Krakatoa was gone. Everything was gone. There were new reefs thrusting up, black and stinking of sea bottom. There were black clouds of volcanic smoke and dust rumbling with thunder and lightning. I was in shock for five days, which might have been five eternities, until I was picked up by a Dutch freighter. They were sore as hell about the disaster, which had delayed them by three days and acted as though it were all my fault, like I’d been playing with matches. That’s the history of my death and the miracle that saved me. That’s what turned me into a Molecular Man.
Now the hell of it is that it’s pretty tough to arrange a volcano or a Black Death or a Hairy Mastodon when you want to recruit a man into immortality, and it’s even tougher staging a miraculous save from the catastrophe. I’m pretty good at cruel killing but when it comes to the rescue I keep failing no matter how carefully I prepare. I did succeed with Sequoya, but I have to be honest and admit that the miracle was an accident.

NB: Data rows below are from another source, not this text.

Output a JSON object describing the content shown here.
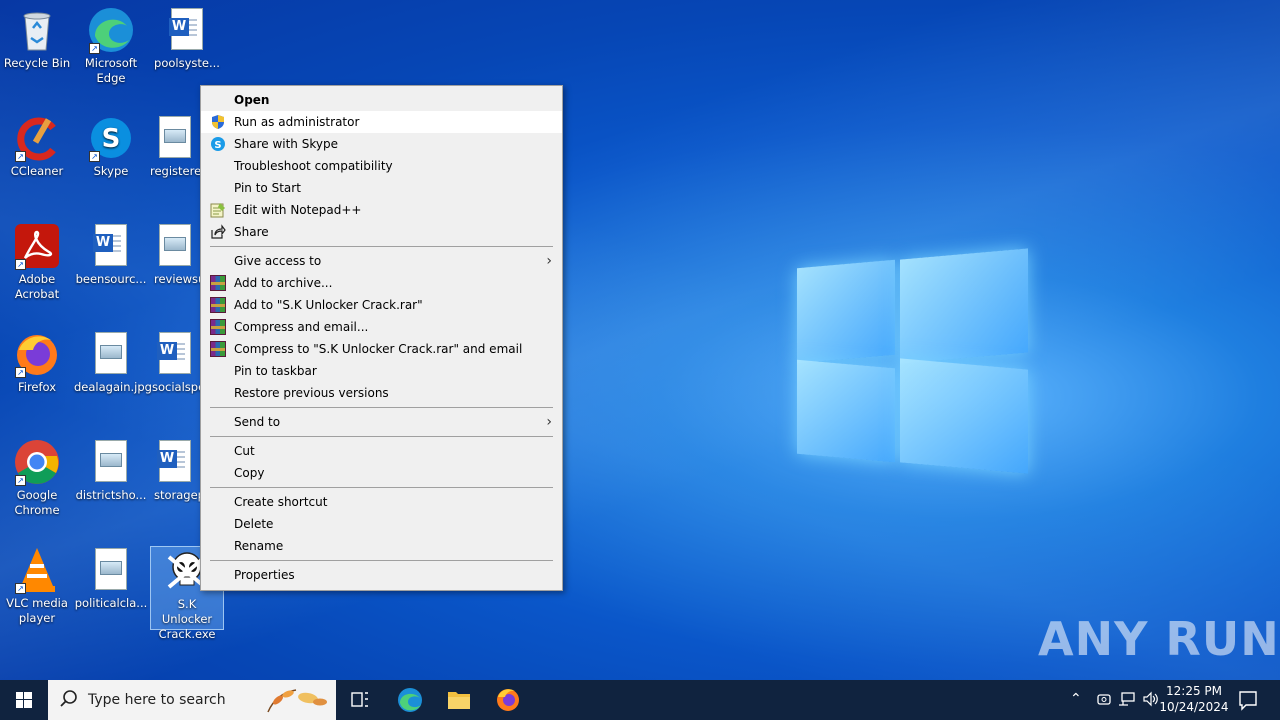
{
  "desktop": {
    "icons": [
      {
        "label": "Recycle Bin"
      },
      {
        "label": "Microsoft Edge"
      },
      {
        "label": "poolsyste..."
      },
      {
        "label": "CCleaner"
      },
      {
        "label": "Skype"
      },
      {
        "label": "registered"
      },
      {
        "label": "Adobe Acrobat"
      },
      {
        "label": "beensourc..."
      },
      {
        "label": "reviewsu"
      },
      {
        "label": "Firefox"
      },
      {
        "label": "dealagain.jpg"
      },
      {
        "label": "socialspe"
      },
      {
        "label": "Google Chrome"
      },
      {
        "label": "districtsho..."
      },
      {
        "label": "storagep"
      },
      {
        "label": "VLC media player"
      },
      {
        "label": "politicalcla..."
      },
      {
        "label": "S.K Unlocker Crack.exe"
      }
    ]
  },
  "context_menu": {
    "items": [
      {
        "label": "Open"
      },
      {
        "label": "Run as administrator"
      },
      {
        "label": "Share with Skype"
      },
      {
        "label": "Troubleshoot compatibility"
      },
      {
        "label": "Pin to Start"
      },
      {
        "label": "Edit with Notepad++"
      },
      {
        "label": "Share"
      },
      {
        "label": "Give access to"
      },
      {
        "label": "Add to archive..."
      },
      {
        "label": "Add to \"S.K Unlocker Crack.rar\""
      },
      {
        "label": "Compress and email..."
      },
      {
        "label": "Compress to \"S.K Unlocker Crack.rar\" and email"
      },
      {
        "label": "Pin to taskbar"
      },
      {
        "label": "Restore previous versions"
      },
      {
        "label": "Send to"
      },
      {
        "label": "Cut"
      },
      {
        "label": "Copy"
      },
      {
        "label": "Create shortcut"
      },
      {
        "label": "Delete"
      },
      {
        "label": "Rename"
      },
      {
        "label": "Properties"
      }
    ]
  },
  "watermark": {
    "text": "ANY RUN"
  },
  "taskbar": {
    "search_placeholder": "Type here to search",
    "time": "12:25 PM",
    "date": "10/24/2024"
  }
}
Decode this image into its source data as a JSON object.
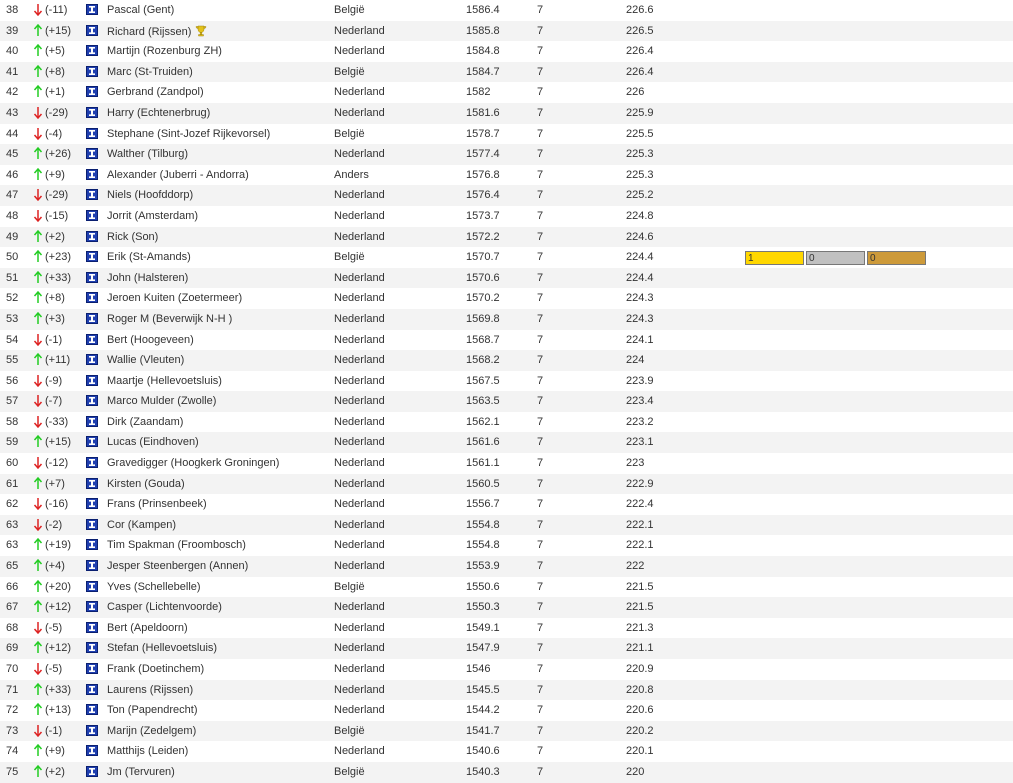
{
  "colors": {
    "up": "#22cc22",
    "down": "#dd2222",
    "flag_blue": "#1f3fb0",
    "gold": "#ffd700",
    "silver": "#c0c0c0",
    "bronze": "#cd9a3a"
  },
  "rows": [
    {
      "rank": "38",
      "dir": "down",
      "delta": "(-11)",
      "name": "Pascal (Gent)",
      "country": "België",
      "score": "1586.4",
      "games": "7",
      "avg": "226.6"
    },
    {
      "rank": "39",
      "dir": "up",
      "delta": "(+15)",
      "name": "Richard (Rijssen)",
      "country": "Nederland",
      "score": "1585.8",
      "games": "7",
      "avg": "226.5",
      "trophy": true
    },
    {
      "rank": "40",
      "dir": "up",
      "delta": "(+5)",
      "name": "Martijn (Rozenburg ZH)",
      "country": "Nederland",
      "score": "1584.8",
      "games": "7",
      "avg": "226.4"
    },
    {
      "rank": "41",
      "dir": "up",
      "delta": "(+8)",
      "name": "Marc (St-Truiden)",
      "country": "België",
      "score": "1584.7",
      "games": "7",
      "avg": "226.4"
    },
    {
      "rank": "42",
      "dir": "up",
      "delta": "(+1)",
      "name": "Gerbrand (Zandpol)",
      "country": "Nederland",
      "score": "1582",
      "games": "7",
      "avg": "226"
    },
    {
      "rank": "43",
      "dir": "down",
      "delta": "(-29)",
      "name": "Harry (Echtenerbrug)",
      "country": "Nederland",
      "score": "1581.6",
      "games": "7",
      "avg": "225.9"
    },
    {
      "rank": "44",
      "dir": "down",
      "delta": "(-4)",
      "name": "Stephane (Sint-Jozef Rijkevorsel)",
      "country": "België",
      "score": "1578.7",
      "games": "7",
      "avg": "225.5"
    },
    {
      "rank": "45",
      "dir": "up",
      "delta": "(+26)",
      "name": "Walther (Tilburg)",
      "country": "Nederland",
      "score": "1577.4",
      "games": "7",
      "avg": "225.3"
    },
    {
      "rank": "46",
      "dir": "up",
      "delta": "(+9)",
      "name": "Alexander (Juberri - Andorra)",
      "country": "Anders",
      "score": "1576.8",
      "games": "7",
      "avg": "225.3"
    },
    {
      "rank": "47",
      "dir": "down",
      "delta": "(-29)",
      "name": "Niels (Hoofddorp)",
      "country": "Nederland",
      "score": "1576.4",
      "games": "7",
      "avg": "225.2"
    },
    {
      "rank": "48",
      "dir": "down",
      "delta": "(-15)",
      "name": "Jorrit (Amsterdam)",
      "country": "Nederland",
      "score": "1573.7",
      "games": "7",
      "avg": "224.8"
    },
    {
      "rank": "49",
      "dir": "up",
      "delta": "(+2)",
      "name": "Rick (Son)",
      "country": "Nederland",
      "score": "1572.2",
      "games": "7",
      "avg": "224.6"
    },
    {
      "rank": "50",
      "dir": "up",
      "delta": "(+23)",
      "name": "Erik (St-Amands)",
      "country": "België",
      "score": "1570.7",
      "games": "7",
      "avg": "224.4",
      "medals": {
        "gold": "1",
        "silver": "0",
        "bronze": "0"
      }
    },
    {
      "rank": "51",
      "dir": "up",
      "delta": "(+33)",
      "name": "John (Halsteren)",
      "country": "Nederland",
      "score": "1570.6",
      "games": "7",
      "avg": "224.4"
    },
    {
      "rank": "52",
      "dir": "up",
      "delta": "(+8)",
      "name": "Jeroen Kuiten (Zoetermeer)",
      "country": "Nederland",
      "score": "1570.2",
      "games": "7",
      "avg": "224.3"
    },
    {
      "rank": "53",
      "dir": "up",
      "delta": "(+3)",
      "name": "Roger M (Beverwijk N-H )",
      "country": "Nederland",
      "score": "1569.8",
      "games": "7",
      "avg": "224.3"
    },
    {
      "rank": "54",
      "dir": "down",
      "delta": "(-1)",
      "name": "Bert (Hoogeveen)",
      "country": "Nederland",
      "score": "1568.7",
      "games": "7",
      "avg": "224.1"
    },
    {
      "rank": "55",
      "dir": "up",
      "delta": "(+11)",
      "name": "Wallie (Vleuten)",
      "country": "Nederland",
      "score": "1568.2",
      "games": "7",
      "avg": "224"
    },
    {
      "rank": "56",
      "dir": "down",
      "delta": "(-9)",
      "name": "Maartje (Hellevoetsluis)",
      "country": "Nederland",
      "score": "1567.5",
      "games": "7",
      "avg": "223.9"
    },
    {
      "rank": "57",
      "dir": "down",
      "delta": "(-7)",
      "name": "Marco Mulder (Zwolle)",
      "country": "Nederland",
      "score": "1563.5",
      "games": "7",
      "avg": "223.4"
    },
    {
      "rank": "58",
      "dir": "down",
      "delta": "(-33)",
      "name": "Dirk (Zaandam)",
      "country": "Nederland",
      "score": "1562.1",
      "games": "7",
      "avg": "223.2"
    },
    {
      "rank": "59",
      "dir": "up",
      "delta": "(+15)",
      "name": "Lucas (Eindhoven)",
      "country": "Nederland",
      "score": "1561.6",
      "games": "7",
      "avg": "223.1"
    },
    {
      "rank": "60",
      "dir": "down",
      "delta": "(-12)",
      "name": "Gravedigger (Hoogkerk Groningen)",
      "country": "Nederland",
      "score": "1561.1",
      "games": "7",
      "avg": "223"
    },
    {
      "rank": "61",
      "dir": "up",
      "delta": "(+7)",
      "name": "Kirsten (Gouda)",
      "country": "Nederland",
      "score": "1560.5",
      "games": "7",
      "avg": "222.9"
    },
    {
      "rank": "62",
      "dir": "down",
      "delta": "(-16)",
      "name": "Frans (Prinsenbeek)",
      "country": "Nederland",
      "score": "1556.7",
      "games": "7",
      "avg": "222.4"
    },
    {
      "rank": "63",
      "dir": "down",
      "delta": "(-2)",
      "name": "Cor (Kampen)",
      "country": "Nederland",
      "score": "1554.8",
      "games": "7",
      "avg": "222.1"
    },
    {
      "rank": "63",
      "dir": "up",
      "delta": "(+19)",
      "name": "Tim Spakman (Froombosch)",
      "country": "Nederland",
      "score": "1554.8",
      "games": "7",
      "avg": "222.1"
    },
    {
      "rank": "65",
      "dir": "up",
      "delta": "(+4)",
      "name": "Jesper Steenbergen (Annen)",
      "country": "Nederland",
      "score": "1553.9",
      "games": "7",
      "avg": "222"
    },
    {
      "rank": "66",
      "dir": "up",
      "delta": "(+20)",
      "name": "Yves (Schellebelle)",
      "country": "België",
      "score": "1550.6",
      "games": "7",
      "avg": "221.5"
    },
    {
      "rank": "67",
      "dir": "up",
      "delta": "(+12)",
      "name": "Casper (Lichtenvoorde)",
      "country": "Nederland",
      "score": "1550.3",
      "games": "7",
      "avg": "221.5"
    },
    {
      "rank": "68",
      "dir": "down",
      "delta": "(-5)",
      "name": "Bert (Apeldoorn)",
      "country": "Nederland",
      "score": "1549.1",
      "games": "7",
      "avg": "221.3"
    },
    {
      "rank": "69",
      "dir": "up",
      "delta": "(+12)",
      "name": "Stefan (Hellevoetsluis)",
      "country": "Nederland",
      "score": "1547.9",
      "games": "7",
      "avg": "221.1"
    },
    {
      "rank": "70",
      "dir": "down",
      "delta": "(-5)",
      "name": "Frank (Doetinchem)",
      "country": "Nederland",
      "score": "1546",
      "games": "7",
      "avg": "220.9"
    },
    {
      "rank": "71",
      "dir": "up",
      "delta": "(+33)",
      "name": "Laurens (Rijssen)",
      "country": "Nederland",
      "score": "1545.5",
      "games": "7",
      "avg": "220.8"
    },
    {
      "rank": "72",
      "dir": "up",
      "delta": "(+13)",
      "name": "Ton (Papendrecht)",
      "country": "Nederland",
      "score": "1544.2",
      "games": "7",
      "avg": "220.6"
    },
    {
      "rank": "73",
      "dir": "down",
      "delta": "(-1)",
      "name": "Marijn (Zedelgem)",
      "country": "België",
      "score": "1541.7",
      "games": "7",
      "avg": "220.2"
    },
    {
      "rank": "74",
      "dir": "up",
      "delta": "(+9)",
      "name": "Matthijs (Leiden)",
      "country": "Nederland",
      "score": "1540.6",
      "games": "7",
      "avg": "220.1"
    },
    {
      "rank": "75",
      "dir": "up",
      "delta": "(+2)",
      "name": "Jm (Tervuren)",
      "country": "België",
      "score": "1540.3",
      "games": "7",
      "avg": "220"
    }
  ]
}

Jacy is always pained when I call it a miracle. He spent a few months with me in Mexifornia and when I repeated my theory about what happened to the Group (the hell of longevity is that you get garrulous and repetitious) he said, “No. Miracles are the constituent elements in the divine revelation, deeds which display the divine character and purpose.”
“Yes, yes, I know, Jace, and what could be the divine purpose in keeping the likes of me alive forever? All right, I’m the product of nineteenth-century rationalism. Would you buy a rare coincidence of improbability and biochemistry?”
“You sound like Spinoza, Guig.”
“Now that’s a compliment. You ever meet him, Jace?”